现有的用户兴趣模型更新方法强调的是如何从用户感兴趣的文档当中剔除偏离用户兴趣的文档，以及增加新的感兴趣文档，使得用于构建用户兴趣模型的文档更能反映用户当前兴趣，而忽略了用户兴趣模型更新的计算效率问题。随着用户阅读文档数量的增加，其标记的感兴趣的文档数量也会增加，用户兴趣模型更新的计算效率问题逐渐凸显出来，造成模型更新速度过低而不能满足用户需求的不良后果。The existing user interest model update method emphasizes how to remove documents that deviate from the user's interest from the documents that the user is interested in, and add new interested documents, so that the documents used to build the user interest model can better reflect the user's current interests. However, the calculation efficiency problem of user interest model update is ignored. As the number of documents read by users increases, the number of documents of interest marked by them will also increase, and the computational efficiency of user interest model updates is gradually highlighted, resulting in the adverse consequences that the model update speed is too low to meet user needs.
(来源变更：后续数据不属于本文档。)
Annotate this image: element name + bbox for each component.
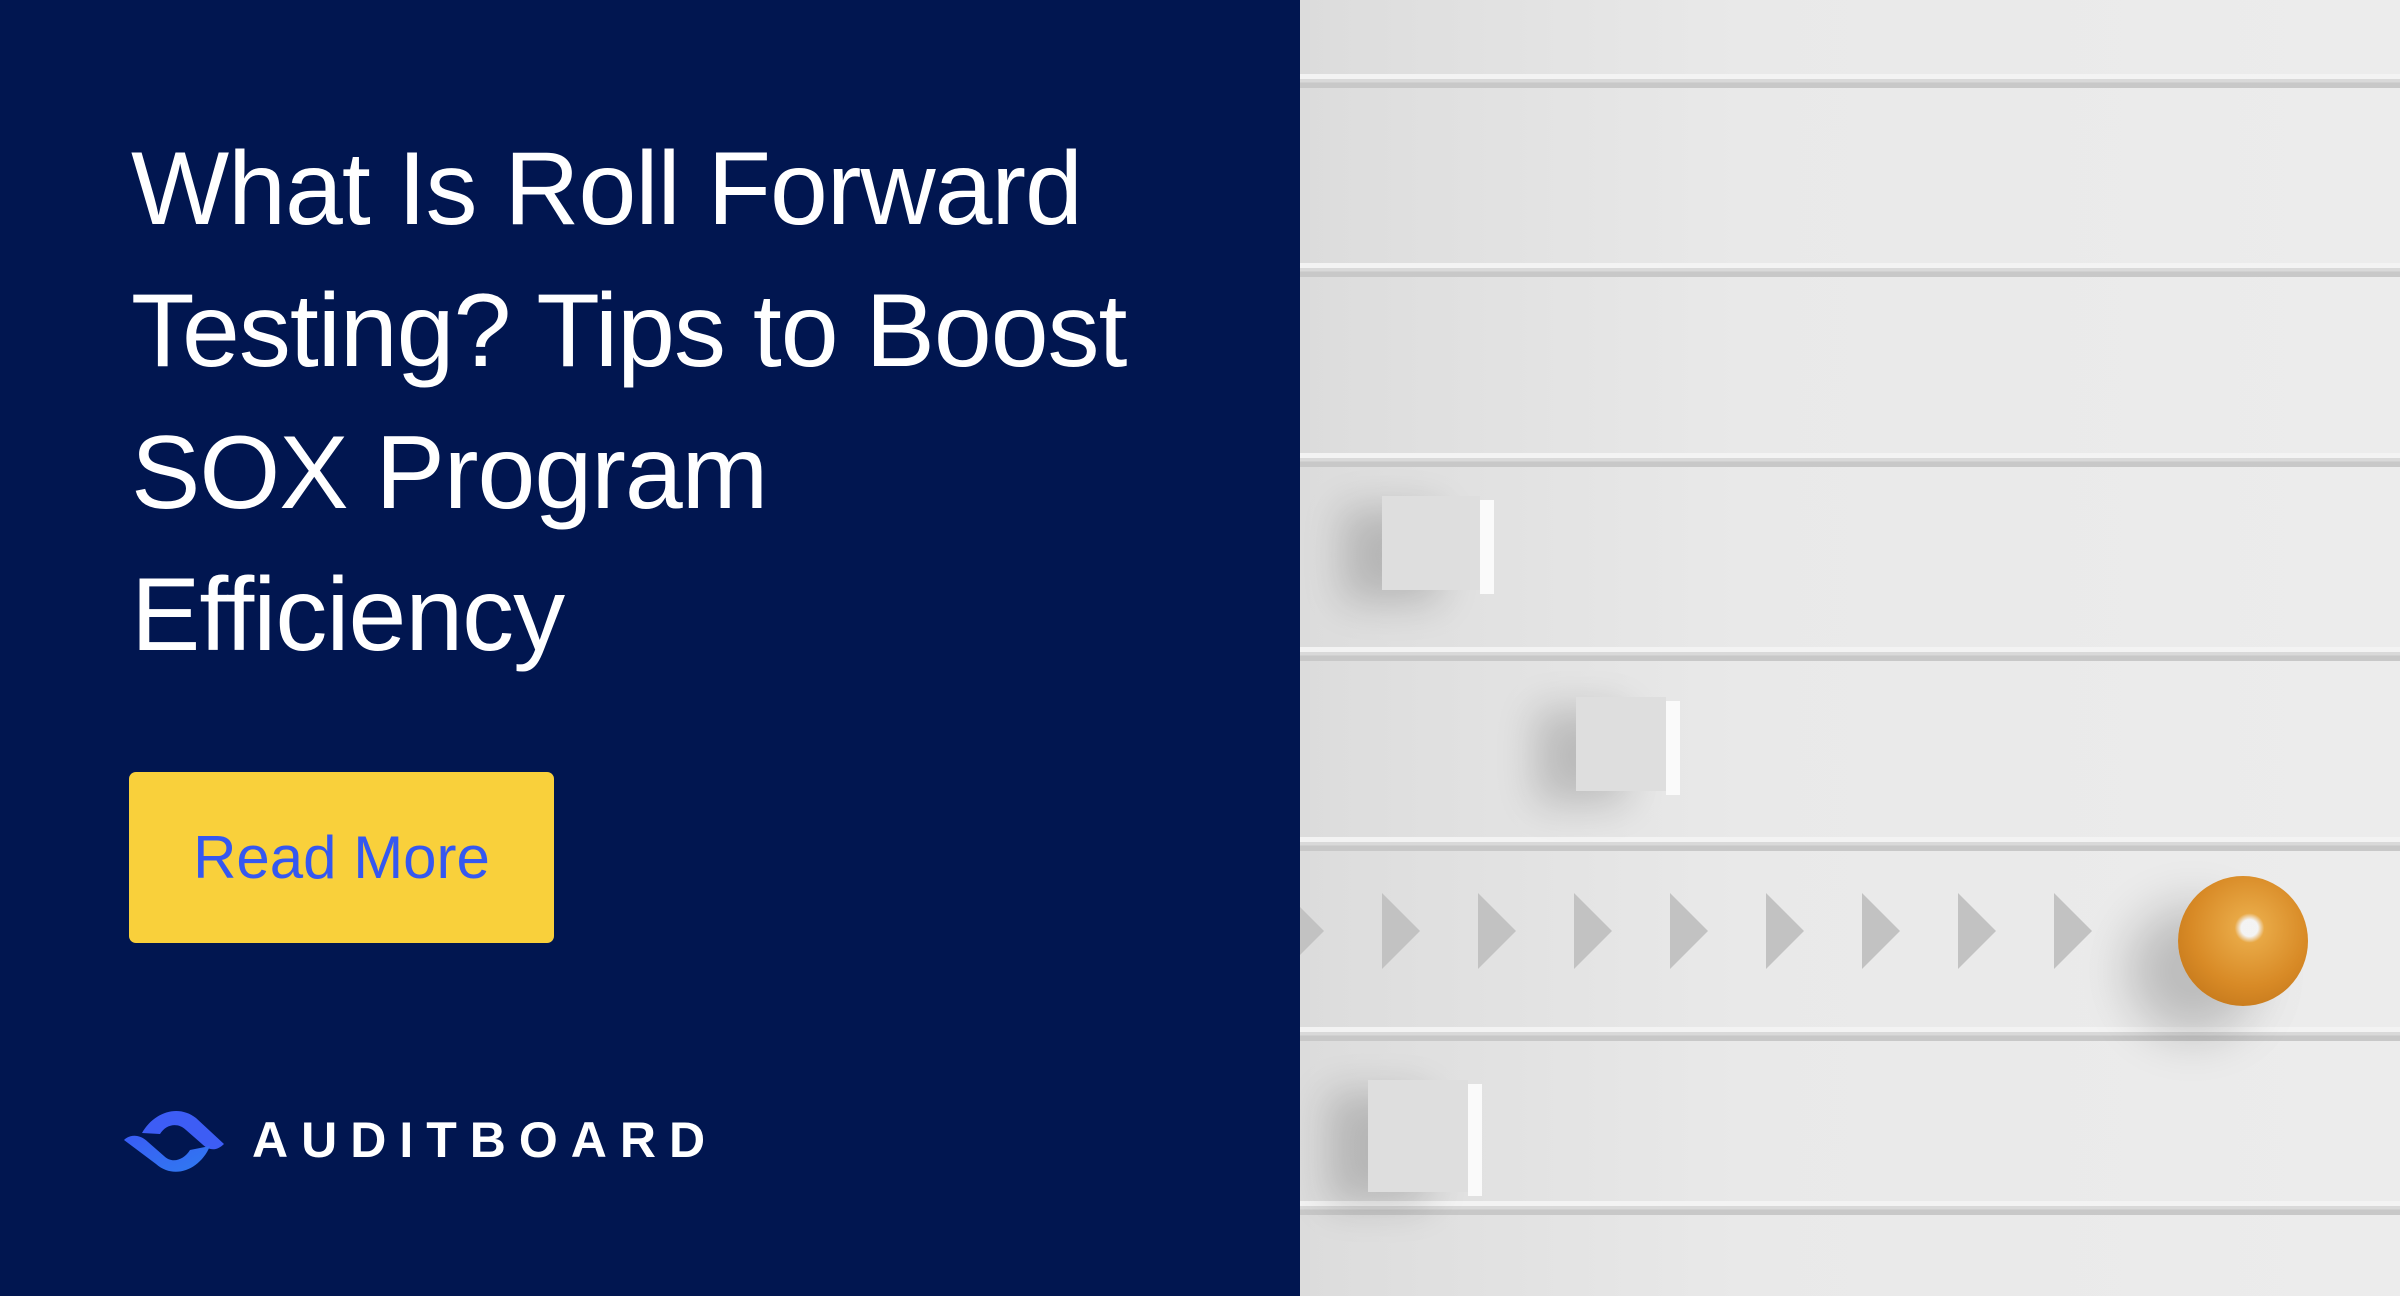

发明内容Contents of the invention

本发明所要解决的技术问题是，针对现有技术不足，提供一种个性化推荐系统的用户兴趣模型增量更新方法，在确保更新过程不丢失兴趣信息的前提下，提高用户兴趣模型更新的计算效率，满足用户兴趣模型在数据量庞大的情况下也能不断快速更新的要求，提高个性化推荐系统性能，为用户提供更高质量的服务。The technical problem to be solved by the present invention is to provide a user interest model incremental update method for a personalized recommendation system to improve the update calculation of the user interest model on the premise of ensuring that the update process does not lose interest information. Efficiency, meet the requirement that the user interest model can be continuously and rapidly updated in the case of a huge amount of data, improve the performance of the personalized recommendation system, and provide users with higher quality services.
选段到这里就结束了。